Volgens Jessica Myrick, universitair hoofddocent communicatie aan de Penn State University, moet op dit gebied nog veel werk worden verzet. In een universitair rapport over het onderwerp zei ze: "We begrijpen niet veel empirisch over hoe de verschuiving van bang zijn voor iets in een bericht naar het krijgen van te horen krijgen hoe het te repareren of te voorkomen, de emotionele toestand zou kunnen verschuiven van bang om te hopen. "
Waarom positieve versterkingen beter werken
Volgens Marissa Town, een onderzoeksverpleegkundige en gecertificeerde diabeteszorg- en onderwijsspecialist (CDES), is bewezen dat bangmakerij-tactieken ondoeltreffend zijn voor tieners over een verscheidenheid aan onderwerpen, zoals zwangerschapspreventie en drugsgebruik, en dat ze ook een verloren zaak zijn voor tieners met diabetes. die uit Ohio komt.

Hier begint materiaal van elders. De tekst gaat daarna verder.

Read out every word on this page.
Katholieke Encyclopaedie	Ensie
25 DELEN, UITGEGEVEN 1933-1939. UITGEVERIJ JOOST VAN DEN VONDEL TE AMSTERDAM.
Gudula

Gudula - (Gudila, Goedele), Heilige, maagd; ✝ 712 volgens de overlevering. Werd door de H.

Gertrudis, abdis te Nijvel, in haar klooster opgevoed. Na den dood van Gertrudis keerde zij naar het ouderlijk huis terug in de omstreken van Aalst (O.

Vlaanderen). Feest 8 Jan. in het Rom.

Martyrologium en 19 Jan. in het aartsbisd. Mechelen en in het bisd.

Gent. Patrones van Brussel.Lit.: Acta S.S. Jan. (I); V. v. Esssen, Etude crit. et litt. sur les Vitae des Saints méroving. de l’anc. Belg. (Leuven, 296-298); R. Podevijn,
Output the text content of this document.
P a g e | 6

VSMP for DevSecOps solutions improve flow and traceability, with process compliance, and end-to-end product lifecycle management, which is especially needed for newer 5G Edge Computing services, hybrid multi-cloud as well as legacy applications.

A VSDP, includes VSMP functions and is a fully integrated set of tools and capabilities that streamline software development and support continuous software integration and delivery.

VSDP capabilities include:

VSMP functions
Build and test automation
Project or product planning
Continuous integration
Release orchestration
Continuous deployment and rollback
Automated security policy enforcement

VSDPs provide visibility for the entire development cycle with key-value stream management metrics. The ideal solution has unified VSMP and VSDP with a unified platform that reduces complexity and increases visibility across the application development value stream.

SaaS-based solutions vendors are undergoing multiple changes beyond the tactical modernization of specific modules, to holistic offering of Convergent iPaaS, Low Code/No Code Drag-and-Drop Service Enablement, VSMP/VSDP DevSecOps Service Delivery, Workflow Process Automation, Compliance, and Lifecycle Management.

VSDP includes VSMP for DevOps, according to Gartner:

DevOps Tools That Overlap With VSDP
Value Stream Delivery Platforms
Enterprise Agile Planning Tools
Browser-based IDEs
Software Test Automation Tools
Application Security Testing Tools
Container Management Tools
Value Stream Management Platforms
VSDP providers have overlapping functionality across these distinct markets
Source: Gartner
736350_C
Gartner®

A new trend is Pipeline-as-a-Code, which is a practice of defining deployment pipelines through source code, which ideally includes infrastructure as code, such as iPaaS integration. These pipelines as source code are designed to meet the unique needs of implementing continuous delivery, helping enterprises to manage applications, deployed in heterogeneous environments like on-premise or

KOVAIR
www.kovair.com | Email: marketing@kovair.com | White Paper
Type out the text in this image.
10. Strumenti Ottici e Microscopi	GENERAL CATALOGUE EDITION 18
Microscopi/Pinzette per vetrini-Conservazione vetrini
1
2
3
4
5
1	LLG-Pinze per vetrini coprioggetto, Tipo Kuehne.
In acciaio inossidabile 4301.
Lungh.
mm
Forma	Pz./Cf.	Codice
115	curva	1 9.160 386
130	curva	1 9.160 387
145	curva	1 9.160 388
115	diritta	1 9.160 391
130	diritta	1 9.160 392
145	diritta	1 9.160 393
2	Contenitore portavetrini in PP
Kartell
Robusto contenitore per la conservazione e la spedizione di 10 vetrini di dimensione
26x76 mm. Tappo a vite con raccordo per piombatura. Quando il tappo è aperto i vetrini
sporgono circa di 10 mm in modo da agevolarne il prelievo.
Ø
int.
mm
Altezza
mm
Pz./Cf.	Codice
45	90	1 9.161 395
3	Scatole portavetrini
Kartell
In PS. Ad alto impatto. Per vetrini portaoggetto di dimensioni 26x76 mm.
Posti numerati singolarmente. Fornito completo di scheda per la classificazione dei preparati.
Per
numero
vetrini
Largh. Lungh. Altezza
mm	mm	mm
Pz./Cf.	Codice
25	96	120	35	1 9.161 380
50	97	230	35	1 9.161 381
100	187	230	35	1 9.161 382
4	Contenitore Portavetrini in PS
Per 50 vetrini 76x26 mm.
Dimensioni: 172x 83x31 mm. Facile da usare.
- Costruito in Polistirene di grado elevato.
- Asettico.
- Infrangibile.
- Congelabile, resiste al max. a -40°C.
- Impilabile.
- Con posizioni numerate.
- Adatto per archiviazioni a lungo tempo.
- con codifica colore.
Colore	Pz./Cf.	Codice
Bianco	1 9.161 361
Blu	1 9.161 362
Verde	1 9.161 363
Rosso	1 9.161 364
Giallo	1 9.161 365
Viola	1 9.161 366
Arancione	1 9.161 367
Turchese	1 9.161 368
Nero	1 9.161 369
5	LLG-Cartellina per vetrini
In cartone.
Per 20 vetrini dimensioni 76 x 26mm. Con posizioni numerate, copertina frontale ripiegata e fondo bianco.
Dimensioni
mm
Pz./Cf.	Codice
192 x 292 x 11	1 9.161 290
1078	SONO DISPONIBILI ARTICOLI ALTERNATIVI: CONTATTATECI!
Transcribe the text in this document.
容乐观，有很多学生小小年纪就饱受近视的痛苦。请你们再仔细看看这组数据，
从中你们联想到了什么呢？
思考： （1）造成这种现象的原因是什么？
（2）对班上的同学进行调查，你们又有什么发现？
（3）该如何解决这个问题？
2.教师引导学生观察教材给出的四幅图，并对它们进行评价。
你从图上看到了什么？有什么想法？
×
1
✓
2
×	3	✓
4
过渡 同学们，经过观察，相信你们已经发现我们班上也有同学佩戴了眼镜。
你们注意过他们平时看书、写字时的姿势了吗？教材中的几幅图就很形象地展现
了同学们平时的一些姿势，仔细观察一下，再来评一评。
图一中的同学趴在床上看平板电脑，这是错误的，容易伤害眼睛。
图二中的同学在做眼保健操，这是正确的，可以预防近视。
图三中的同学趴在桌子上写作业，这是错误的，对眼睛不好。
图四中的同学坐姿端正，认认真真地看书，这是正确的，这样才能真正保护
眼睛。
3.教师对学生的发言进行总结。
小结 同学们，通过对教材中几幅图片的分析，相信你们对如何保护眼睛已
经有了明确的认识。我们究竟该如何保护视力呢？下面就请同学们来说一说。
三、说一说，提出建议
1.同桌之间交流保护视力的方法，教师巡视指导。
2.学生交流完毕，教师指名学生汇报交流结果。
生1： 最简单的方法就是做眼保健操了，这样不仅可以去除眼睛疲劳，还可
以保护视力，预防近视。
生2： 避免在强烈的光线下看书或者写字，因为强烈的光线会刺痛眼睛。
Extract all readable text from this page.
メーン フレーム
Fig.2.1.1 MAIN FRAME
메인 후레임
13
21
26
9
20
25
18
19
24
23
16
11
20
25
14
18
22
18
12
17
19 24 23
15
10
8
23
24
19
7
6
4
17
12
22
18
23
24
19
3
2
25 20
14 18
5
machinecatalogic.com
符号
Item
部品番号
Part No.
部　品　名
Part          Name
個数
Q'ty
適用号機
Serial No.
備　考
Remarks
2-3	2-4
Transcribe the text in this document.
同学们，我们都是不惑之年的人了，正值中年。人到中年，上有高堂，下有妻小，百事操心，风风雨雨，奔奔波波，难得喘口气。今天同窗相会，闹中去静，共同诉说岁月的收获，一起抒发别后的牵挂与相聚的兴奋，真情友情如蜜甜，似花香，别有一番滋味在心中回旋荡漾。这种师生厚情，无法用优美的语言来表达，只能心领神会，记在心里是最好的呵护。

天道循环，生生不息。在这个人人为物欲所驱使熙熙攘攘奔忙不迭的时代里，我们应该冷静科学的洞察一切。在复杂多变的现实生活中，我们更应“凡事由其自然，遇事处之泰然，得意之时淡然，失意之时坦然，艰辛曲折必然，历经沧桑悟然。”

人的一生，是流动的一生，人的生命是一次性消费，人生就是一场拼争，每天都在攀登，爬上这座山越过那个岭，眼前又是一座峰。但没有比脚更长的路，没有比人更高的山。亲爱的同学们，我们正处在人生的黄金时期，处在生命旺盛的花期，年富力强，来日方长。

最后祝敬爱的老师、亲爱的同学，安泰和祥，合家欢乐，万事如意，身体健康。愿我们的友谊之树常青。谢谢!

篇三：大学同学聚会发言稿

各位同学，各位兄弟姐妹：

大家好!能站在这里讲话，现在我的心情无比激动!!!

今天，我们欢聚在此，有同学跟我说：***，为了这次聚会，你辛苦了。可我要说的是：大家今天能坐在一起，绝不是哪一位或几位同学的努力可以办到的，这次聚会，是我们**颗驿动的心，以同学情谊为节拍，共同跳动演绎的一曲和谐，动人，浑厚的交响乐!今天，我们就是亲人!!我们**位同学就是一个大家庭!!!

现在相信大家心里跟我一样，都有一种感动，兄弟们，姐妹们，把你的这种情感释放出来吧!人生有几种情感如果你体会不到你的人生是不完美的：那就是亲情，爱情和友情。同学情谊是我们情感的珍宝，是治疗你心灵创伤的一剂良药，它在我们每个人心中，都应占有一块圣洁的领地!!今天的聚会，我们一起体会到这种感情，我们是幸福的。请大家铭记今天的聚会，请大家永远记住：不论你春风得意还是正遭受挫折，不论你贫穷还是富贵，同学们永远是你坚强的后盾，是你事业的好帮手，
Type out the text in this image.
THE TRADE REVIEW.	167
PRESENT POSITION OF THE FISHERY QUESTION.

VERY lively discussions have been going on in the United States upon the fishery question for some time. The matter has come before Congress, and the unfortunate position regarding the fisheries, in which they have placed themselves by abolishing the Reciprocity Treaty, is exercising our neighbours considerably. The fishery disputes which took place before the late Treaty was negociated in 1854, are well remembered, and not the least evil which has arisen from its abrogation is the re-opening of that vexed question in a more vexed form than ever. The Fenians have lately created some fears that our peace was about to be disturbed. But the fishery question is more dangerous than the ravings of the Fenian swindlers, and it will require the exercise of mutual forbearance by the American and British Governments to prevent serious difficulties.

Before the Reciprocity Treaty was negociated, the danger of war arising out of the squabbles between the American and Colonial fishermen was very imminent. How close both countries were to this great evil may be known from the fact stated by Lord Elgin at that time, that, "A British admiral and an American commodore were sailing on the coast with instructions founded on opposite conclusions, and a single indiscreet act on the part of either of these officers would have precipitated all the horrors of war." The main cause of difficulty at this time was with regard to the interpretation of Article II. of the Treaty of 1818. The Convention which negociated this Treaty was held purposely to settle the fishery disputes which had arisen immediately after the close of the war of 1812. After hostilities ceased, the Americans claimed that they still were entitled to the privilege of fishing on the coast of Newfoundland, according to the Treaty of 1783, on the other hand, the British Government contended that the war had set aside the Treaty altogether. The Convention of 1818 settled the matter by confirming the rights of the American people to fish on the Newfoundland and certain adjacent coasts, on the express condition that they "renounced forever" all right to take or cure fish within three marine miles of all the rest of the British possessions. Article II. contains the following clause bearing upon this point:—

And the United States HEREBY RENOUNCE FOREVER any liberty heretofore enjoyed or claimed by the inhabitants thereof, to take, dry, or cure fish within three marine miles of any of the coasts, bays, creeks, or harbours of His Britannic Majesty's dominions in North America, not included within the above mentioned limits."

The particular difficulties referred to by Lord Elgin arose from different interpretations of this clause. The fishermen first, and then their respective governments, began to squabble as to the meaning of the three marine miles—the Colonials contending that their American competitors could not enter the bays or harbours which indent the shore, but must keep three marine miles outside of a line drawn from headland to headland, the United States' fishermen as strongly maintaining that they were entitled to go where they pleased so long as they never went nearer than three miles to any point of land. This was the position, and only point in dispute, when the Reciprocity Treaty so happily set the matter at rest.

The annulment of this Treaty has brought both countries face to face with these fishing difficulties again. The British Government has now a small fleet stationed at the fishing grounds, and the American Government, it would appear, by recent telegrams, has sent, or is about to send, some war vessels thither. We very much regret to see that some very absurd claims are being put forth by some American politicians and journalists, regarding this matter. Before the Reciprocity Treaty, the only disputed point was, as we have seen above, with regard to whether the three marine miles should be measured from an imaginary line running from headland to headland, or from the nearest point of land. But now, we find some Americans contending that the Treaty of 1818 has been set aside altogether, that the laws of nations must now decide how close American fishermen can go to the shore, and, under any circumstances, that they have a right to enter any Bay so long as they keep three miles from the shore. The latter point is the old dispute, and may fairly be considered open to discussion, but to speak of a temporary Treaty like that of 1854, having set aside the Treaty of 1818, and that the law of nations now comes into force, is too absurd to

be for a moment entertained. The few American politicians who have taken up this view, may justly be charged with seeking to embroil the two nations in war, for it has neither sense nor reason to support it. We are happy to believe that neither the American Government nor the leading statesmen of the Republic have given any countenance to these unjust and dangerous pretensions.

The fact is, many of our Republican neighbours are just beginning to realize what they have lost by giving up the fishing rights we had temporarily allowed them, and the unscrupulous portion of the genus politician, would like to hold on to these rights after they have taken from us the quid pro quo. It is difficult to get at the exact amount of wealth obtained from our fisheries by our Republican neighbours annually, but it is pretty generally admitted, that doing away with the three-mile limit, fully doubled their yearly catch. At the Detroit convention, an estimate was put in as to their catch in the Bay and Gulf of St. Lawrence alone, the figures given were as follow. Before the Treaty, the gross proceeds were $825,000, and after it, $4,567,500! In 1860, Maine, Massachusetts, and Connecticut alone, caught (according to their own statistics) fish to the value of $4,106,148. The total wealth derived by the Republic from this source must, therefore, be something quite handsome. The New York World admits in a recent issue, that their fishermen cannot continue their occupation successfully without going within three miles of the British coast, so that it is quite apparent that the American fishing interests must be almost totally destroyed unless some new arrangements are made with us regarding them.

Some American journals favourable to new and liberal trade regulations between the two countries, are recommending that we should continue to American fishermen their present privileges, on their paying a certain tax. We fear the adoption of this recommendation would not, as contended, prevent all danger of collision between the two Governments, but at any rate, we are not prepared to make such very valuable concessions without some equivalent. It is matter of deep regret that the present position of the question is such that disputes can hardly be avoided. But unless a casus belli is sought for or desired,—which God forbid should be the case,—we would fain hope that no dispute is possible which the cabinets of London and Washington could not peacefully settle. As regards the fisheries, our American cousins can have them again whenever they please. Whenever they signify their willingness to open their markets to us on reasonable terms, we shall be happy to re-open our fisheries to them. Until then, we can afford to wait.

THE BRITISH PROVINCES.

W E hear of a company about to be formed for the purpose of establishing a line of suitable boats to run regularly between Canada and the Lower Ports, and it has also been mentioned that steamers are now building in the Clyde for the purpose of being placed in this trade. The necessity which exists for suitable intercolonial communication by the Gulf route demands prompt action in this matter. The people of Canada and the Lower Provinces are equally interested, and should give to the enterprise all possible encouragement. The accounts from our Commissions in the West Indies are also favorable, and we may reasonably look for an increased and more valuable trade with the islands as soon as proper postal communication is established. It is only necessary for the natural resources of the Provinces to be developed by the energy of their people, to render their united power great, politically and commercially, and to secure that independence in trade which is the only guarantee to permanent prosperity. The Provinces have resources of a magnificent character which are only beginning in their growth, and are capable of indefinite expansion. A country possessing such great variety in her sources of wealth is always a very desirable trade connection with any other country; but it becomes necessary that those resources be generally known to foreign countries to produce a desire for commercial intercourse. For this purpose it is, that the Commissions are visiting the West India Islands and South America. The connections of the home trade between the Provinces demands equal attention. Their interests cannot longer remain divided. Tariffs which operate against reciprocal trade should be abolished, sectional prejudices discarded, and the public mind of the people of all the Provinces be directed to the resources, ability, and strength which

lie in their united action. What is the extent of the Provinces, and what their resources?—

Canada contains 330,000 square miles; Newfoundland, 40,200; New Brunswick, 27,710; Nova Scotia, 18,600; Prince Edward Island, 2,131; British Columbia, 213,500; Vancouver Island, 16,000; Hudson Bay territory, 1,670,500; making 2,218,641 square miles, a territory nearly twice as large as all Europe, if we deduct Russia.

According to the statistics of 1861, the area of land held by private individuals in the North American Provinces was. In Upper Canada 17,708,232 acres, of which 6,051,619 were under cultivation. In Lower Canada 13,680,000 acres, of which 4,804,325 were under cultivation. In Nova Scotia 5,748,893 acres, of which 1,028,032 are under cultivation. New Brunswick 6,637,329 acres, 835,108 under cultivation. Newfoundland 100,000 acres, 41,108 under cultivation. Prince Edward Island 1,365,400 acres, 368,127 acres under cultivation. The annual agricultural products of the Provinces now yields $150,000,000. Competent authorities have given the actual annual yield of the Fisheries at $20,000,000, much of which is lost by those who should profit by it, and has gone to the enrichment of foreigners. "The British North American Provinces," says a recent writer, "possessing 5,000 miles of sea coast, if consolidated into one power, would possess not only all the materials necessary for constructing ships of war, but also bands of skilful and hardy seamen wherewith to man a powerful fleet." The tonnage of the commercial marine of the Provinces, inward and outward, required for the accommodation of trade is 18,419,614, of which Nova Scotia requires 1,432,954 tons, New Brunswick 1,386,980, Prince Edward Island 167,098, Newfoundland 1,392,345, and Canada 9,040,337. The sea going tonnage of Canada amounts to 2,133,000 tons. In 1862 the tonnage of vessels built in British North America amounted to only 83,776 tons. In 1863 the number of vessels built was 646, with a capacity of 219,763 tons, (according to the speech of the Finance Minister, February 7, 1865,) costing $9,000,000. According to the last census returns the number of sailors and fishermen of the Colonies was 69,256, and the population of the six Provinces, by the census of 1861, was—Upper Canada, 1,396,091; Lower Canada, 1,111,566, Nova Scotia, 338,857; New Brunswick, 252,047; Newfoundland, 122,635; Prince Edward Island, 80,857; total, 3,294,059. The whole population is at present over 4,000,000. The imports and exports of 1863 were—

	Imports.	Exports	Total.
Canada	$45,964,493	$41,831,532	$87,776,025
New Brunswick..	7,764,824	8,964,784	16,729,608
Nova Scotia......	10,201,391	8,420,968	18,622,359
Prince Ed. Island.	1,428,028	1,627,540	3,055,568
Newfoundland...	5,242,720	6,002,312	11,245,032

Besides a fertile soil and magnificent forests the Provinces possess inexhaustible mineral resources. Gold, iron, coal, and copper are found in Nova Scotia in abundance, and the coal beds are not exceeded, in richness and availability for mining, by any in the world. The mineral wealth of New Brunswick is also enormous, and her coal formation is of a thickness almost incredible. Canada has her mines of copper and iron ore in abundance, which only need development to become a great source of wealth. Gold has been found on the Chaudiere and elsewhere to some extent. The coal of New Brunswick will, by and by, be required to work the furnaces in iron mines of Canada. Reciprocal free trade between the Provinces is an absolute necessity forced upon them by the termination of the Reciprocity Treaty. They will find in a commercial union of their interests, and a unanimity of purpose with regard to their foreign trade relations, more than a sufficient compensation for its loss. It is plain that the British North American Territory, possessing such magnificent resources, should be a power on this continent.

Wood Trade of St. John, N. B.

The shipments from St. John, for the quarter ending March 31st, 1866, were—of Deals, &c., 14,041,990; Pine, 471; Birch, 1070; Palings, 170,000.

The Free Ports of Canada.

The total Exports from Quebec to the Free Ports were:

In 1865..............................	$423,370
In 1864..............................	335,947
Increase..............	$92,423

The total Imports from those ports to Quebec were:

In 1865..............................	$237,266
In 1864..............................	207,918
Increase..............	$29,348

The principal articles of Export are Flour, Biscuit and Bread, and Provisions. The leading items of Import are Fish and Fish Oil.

Marissa TownTown woont zelf sinds haar tweede jaar bij T1D en heeft gediend als klinisch directeur voor de organisatie Children with Diabetes (CWD) die haar vader, Jeff Hitchcock, in de jaren negentig oprichtte. In die rol heeft ze de nadelige gevolgen van negatieve communicatie van dichtbij en persoonlijk gezien.
"Schriktactieken kunnen bij sommigen ook angst veroorzaken", zei ze, en merkte op dat er door de jaren heen bij CWD-evenementen zoals Friends For Life veel discussies zijn geweest over onaangename onderwerpen zoals diabetescomplicaties, die altijd met de grootste zorg werden behandeld.
Hoewel sommige daarvan met een mengeling van ernst en lichtzinnigheid kunnen worden besproken, wijst Town erop dat het personeel van het evenement tieners die die sessies bijwoonden eraan herinnerd heeft dat 'ze voor hun diabetes moeten zorgen om deze dingen te vermijden, maar het mag niet opdoemen boven hun hoofden. "
Town zegt dat ze veel kinderen en volwassenen negatief heeft zien beïnvloeden als ze over die onderwerpen praat, laat staan als de presentatoren ze kleineren of uitschelden.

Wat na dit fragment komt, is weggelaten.